3.3 Trial with existing tools¶
In the second part of the experiment I verified to what extent existing tools can cover the checklist when deployed directly against the same GitLab project. I included GitLab Analytics, the Danger4 tool with the rules description-required, linked-issue and tests-changed, and the built-in coverage report that GitLab makes available in the pipeline. I deliberately excluded Artemis and CodeGrade from this part because they require their own infrastructure and submitted code, which is incompatible with the SEF working model.
GitLab Analytics confirmed the finding from the analysis chapter: it provides aggregate charts of commits and merge requests, but does not let the teacher answer whether a particular student fulfilled a rule. The statistics are also bound to a single project, so with more than a dozen project repositories across both observed courses the teacher would have to walk through dozens of separate screens.
Danger surprisingly covered well the part of the rules that can be expressed in JavaScript at merge-request opening time. The script successfully identified merge requests without descriptions, without linked issues, and changes that did not add any test files. The tool, however, works only at the level of a single merge request - it cannot answer whether a student as a whole fulfilled at least one author and two review activities during the semester. When attempting to extend the rule to detect fast approvals (a request approved within tens of seconds of being opened), a custom script calling the API outside Danger was required, which negated the benefit of using it.

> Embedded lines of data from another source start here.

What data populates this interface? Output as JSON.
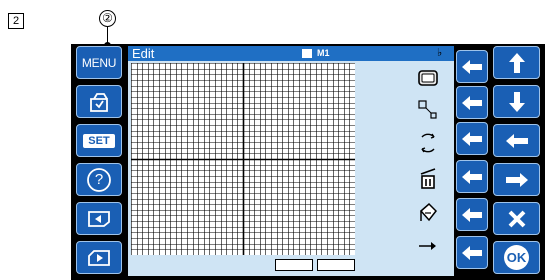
{
  "annotations": {
    "figure_number": "2",
    "callout": "②"
  },
  "left_panel": {
    "menu_label": "MENU",
    "set_label": "SET",
    "help_label": "?"
  },
  "screen": {
    "title": "Edit",
    "memory_label": "M1",
    "grid": {
      "cols": 40,
      "rows": 34
    }
  },
  "tools": [
    "frame-icon",
    "resize-icon",
    "rotate-icon",
    "delete-icon",
    "fill-icon",
    "move-right-icon"
  ],
  "right_panel": {
    "ok_label": "OK"
  },
  "colors": {
    "button_blue": "#1a5fb4",
    "title_blue": "#1f6fc4",
    "screen_bg": "#cfe4f4"
  }
}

The built-in coverage report worked technically correctly, but it requires every team to configure it separately in the pipeline, which would mean centrally maintaining a template across all project repositories. This element will therefore make sense to handle centrally on the side of the proposed tool rather than leave the configuration to teams - which matches the recommendation of Sadowski et al. 2 that a centrally scaled tooling platform is more stable than delegating configuration to teams.

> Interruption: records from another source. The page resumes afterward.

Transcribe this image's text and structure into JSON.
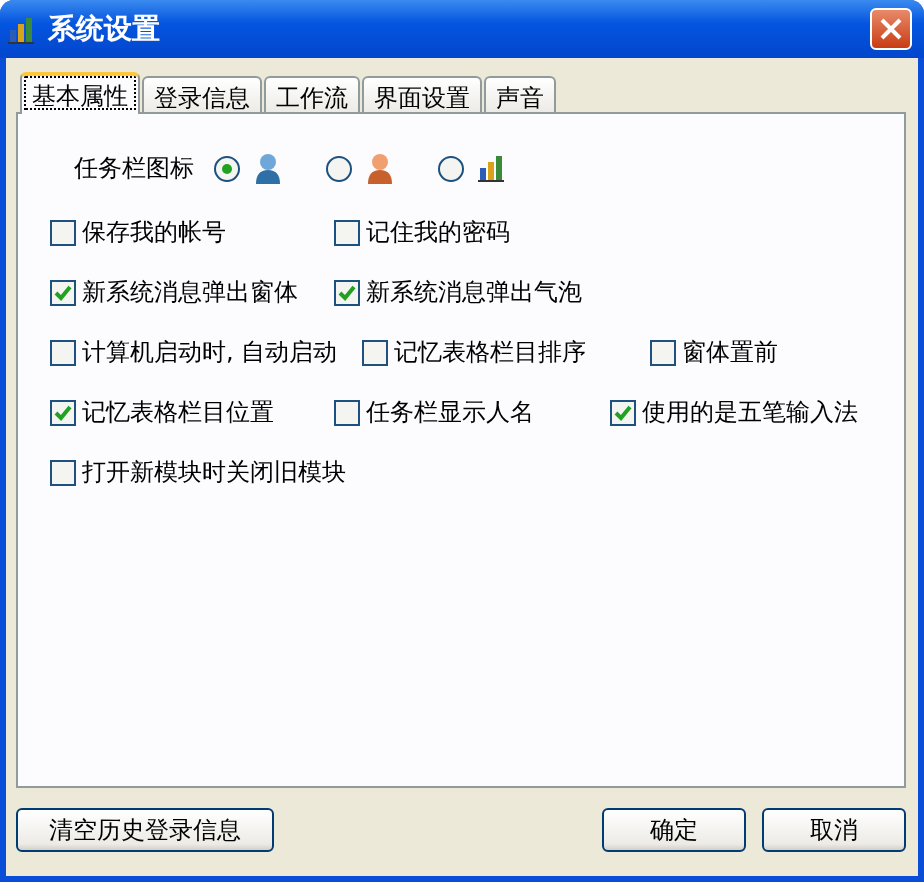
{
  "window": {
    "title": "系统设置"
  },
  "tabs": [
    {
      "label": "基本属性",
      "selected": true
    },
    {
      "label": "登录信息",
      "selected": false
    },
    {
      "label": "工作流",
      "selected": false
    },
    {
      "label": "界面设置",
      "selected": false
    },
    {
      "label": "声音",
      "selected": false
    }
  ],
  "taskbar_icon": {
    "label": "任务栏图标",
    "options": [
      {
        "kind": "person-blue",
        "selected": true
      },
      {
        "kind": "person-orange",
        "selected": false
      },
      {
        "kind": "chart",
        "selected": false
      }
    ]
  },
  "option_rows": [
    [
      {
        "label": "保存我的帐号",
        "checked": false
      },
      {
        "label": "记住我的密码",
        "checked": false
      }
    ],
    [
      {
        "label": "新系统消息弹出窗体",
        "checked": true
      },
      {
        "label": "新系统消息弹出气泡",
        "checked": true
      }
    ],
    [
      {
        "label": "计算机启动时, 自动启动",
        "checked": false
      },
      {
        "label": "记忆表格栏目排序",
        "checked": false
      },
      {
        "label": "窗体置前",
        "checked": false
      }
    ],
    [
      {
        "label": "记忆表格栏目位置",
        "checked": true
      },
      {
        "label": "任务栏显示人名",
        "checked": false
      },
      {
        "label": "使用的是五笔输入法",
        "checked": true
      }
    ],
    [
      {
        "label": "打开新模块时关闭旧模块",
        "checked": false
      }
    ]
  ],
  "buttons": [
    {
      "kind": "left",
      "label": "清空历史登录信息"
    },
    {
      "kind": "right",
      "label": "确定"
    },
    {
      "kind": "right",
      "label": "取消"
    }
  ]
}
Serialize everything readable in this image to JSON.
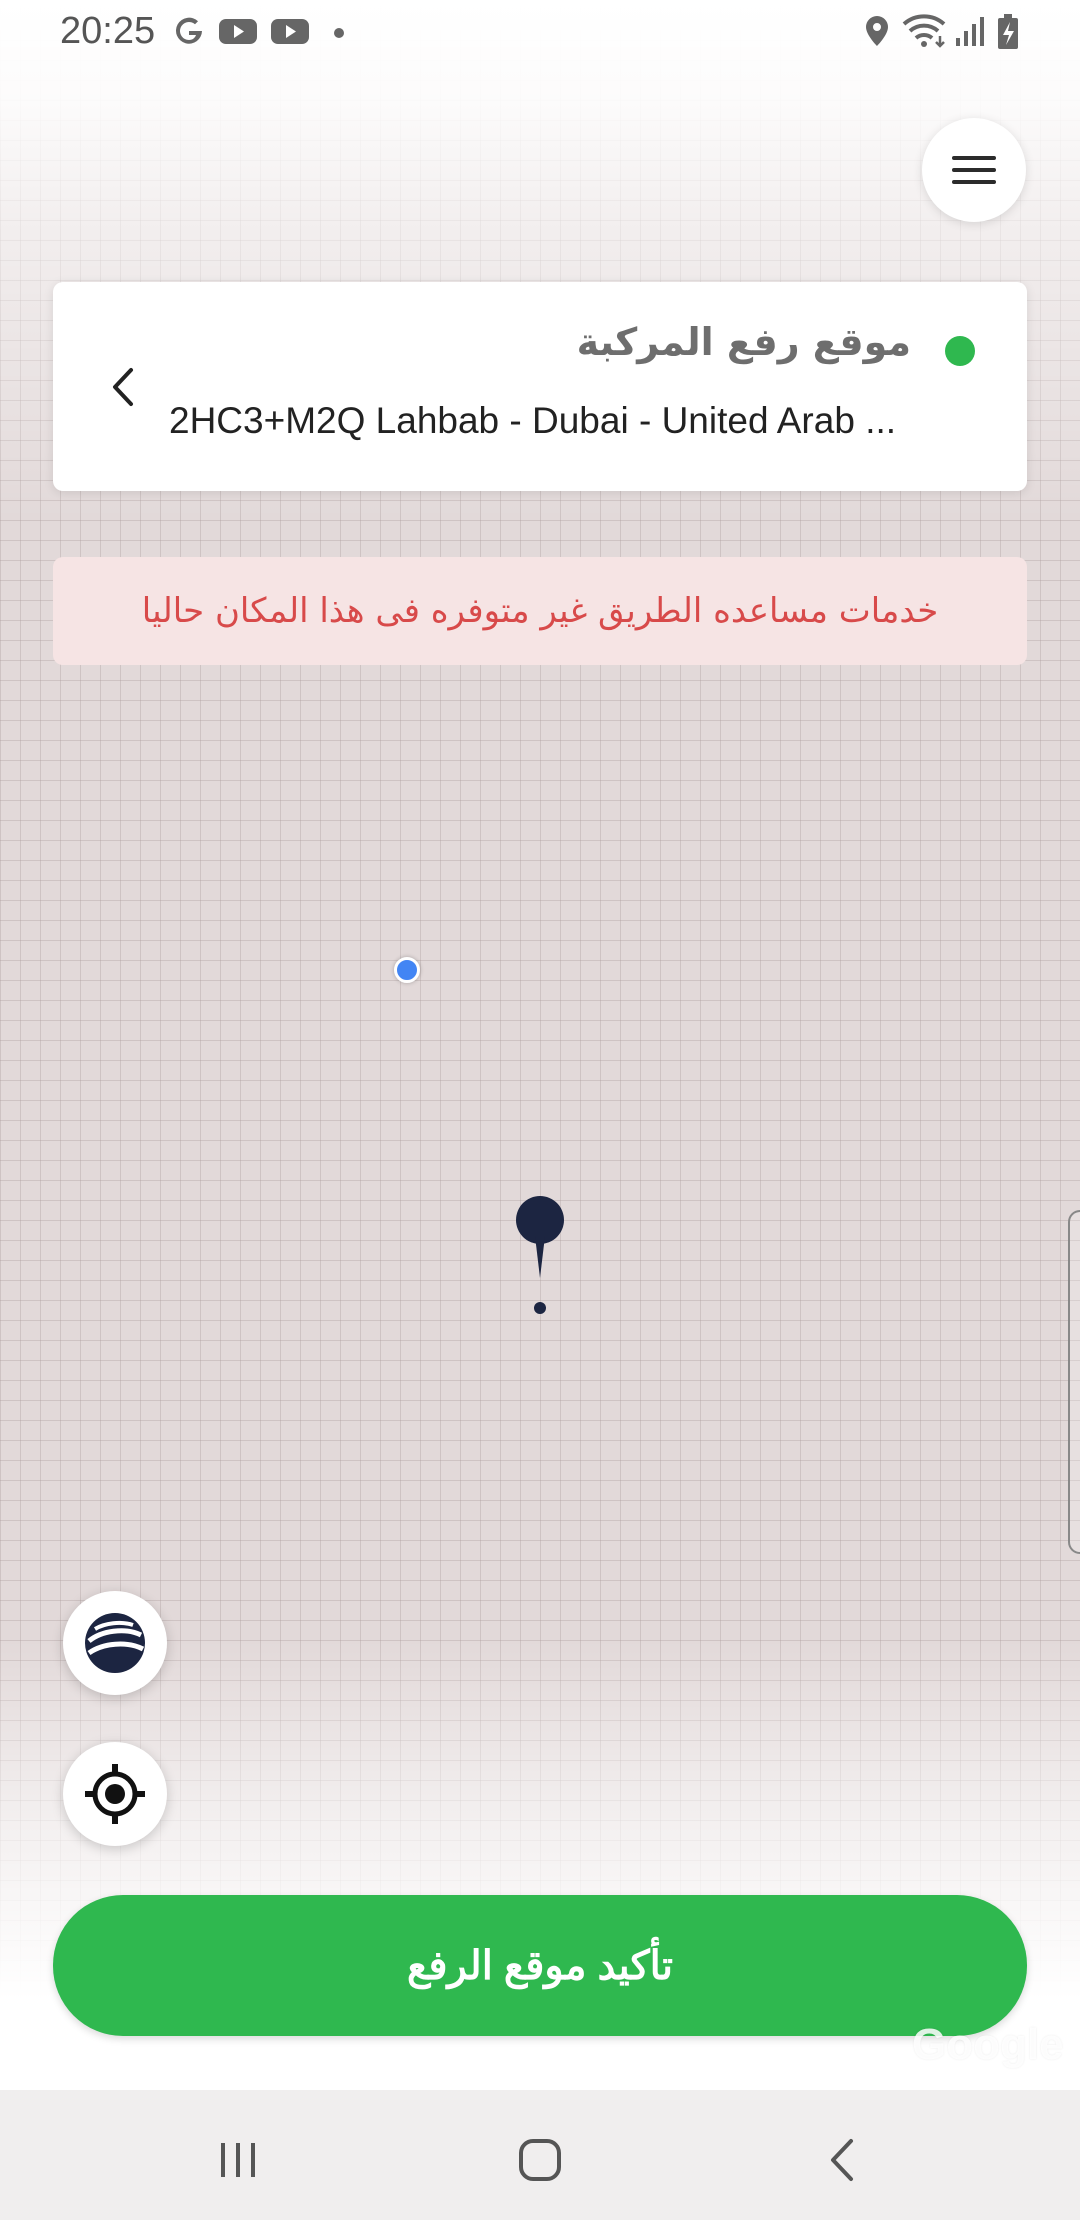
{
  "status_bar": {
    "time": "20:25",
    "left_icons": [
      "google-icon",
      "youtube-icon",
      "youtube-icon",
      "dot-icon"
    ],
    "right_icons": [
      "location-icon",
      "wifi-icon",
      "signal-icon",
      "battery-charging-icon"
    ]
  },
  "menu": {
    "icon": "hamburger-menu-icon"
  },
  "pickup_card": {
    "title": "موقع رفع المركبة",
    "address": "2HC3+M2Q Lahbab - Dubai - United Arab ...",
    "status_color": "#2fb84f",
    "back_icon": "chevron-left-icon"
  },
  "alert": {
    "message": "خدمات مساعده الطريق غير متوفره فى هذا المكان حاليا",
    "text_color": "#d84a4a",
    "background_color": "#f6e4e4"
  },
  "map": {
    "current_location_color": "#4285f4",
    "pin_color": "#1c2541",
    "watermark": "Google"
  },
  "map_controls": {
    "layers_icon": "globe-layers-icon",
    "locate_icon": "crosshair-locate-icon"
  },
  "confirm_button": {
    "label": "تأكيد موقع الرفع",
    "color": "#2fb84f"
  },
  "nav_bar": {
    "recents_icon": "recents-icon",
    "home_icon": "home-icon",
    "back_icon": "back-icon"
  }
}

3.4 Conclusions from the experiment¶
The empirical exploration confirmed two key starting points for the design of my own solution. The first is technical feasibility: the required dataset is available through a combination of webhooks and the REST API, and acquiring it does not require any change on the side of the GitLab installation on which the projects already run. The second is the inadequacy of partial tools: none of the examined tools provides an aggregated view across teams, and none covers the qualitative aspect of review communication.
These observations lead to three design decisions that I elaborate in detail in the next chapter. The solution will be an event-driven system receiving GitLab webhooks and enriching them with REST calls. Assessment will work at the level of an individual student over the whole semester, not at the level of a single merge request. Finally, the qualitative aspect of review communication will be assessed by an additional heuristic, whose result will be presented to the teacher as a suggestion rather than a final decision. This way pedagogical responsibility remains with the teacher and the solution stays in line with the principle that the tool is meant to relieve the teacher, not replace them.